Future research should identify sub-groups (e.g., age, sex, disease stage or severity, relationship between patient and family member, quality of the family member-patient relationship, etc.), and these groups, along with cancer type, should be examined to verify if tailoring interventions is more advantageous than a one-size-fits-all intervention. Larger trials adequately powered to analyze sub-groups would provide important data for making decisions about whether and which interventions to implement, to whom and when in the disease course. Collecting long-term outcomes that account for changes in treatment, disease progression and symptom burden between intervention and control groups in these trials could also establish the lasting impact of interventions within sub-groups.

Although the evidence is inconclusive about whether telephone or web-based counseling or other supportive programs that rely on technology are as effective as other forms of counseling, they have potential advantages to rural or home-bound family and patients, low-income families, and families who have internet access, but little access to other resources or community support.

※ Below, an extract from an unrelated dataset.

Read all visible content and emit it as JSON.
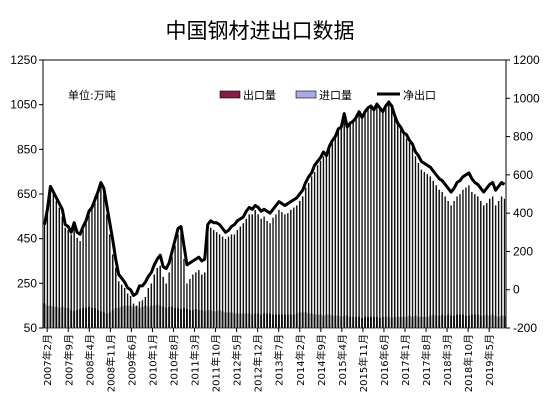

In conclusion, we found sparse and weak evidence to suggest that general family interventions are superior to wait list, treatment as usual, or active alternative interventions for patients with cancers; sub-groups of family members and patients with specific needs may benefit more than others from family interventions. Customizing and targeting family-involved interventions to specific sub-groups may be the most efficient way to improve patient outcomes through family treatment and requires future research.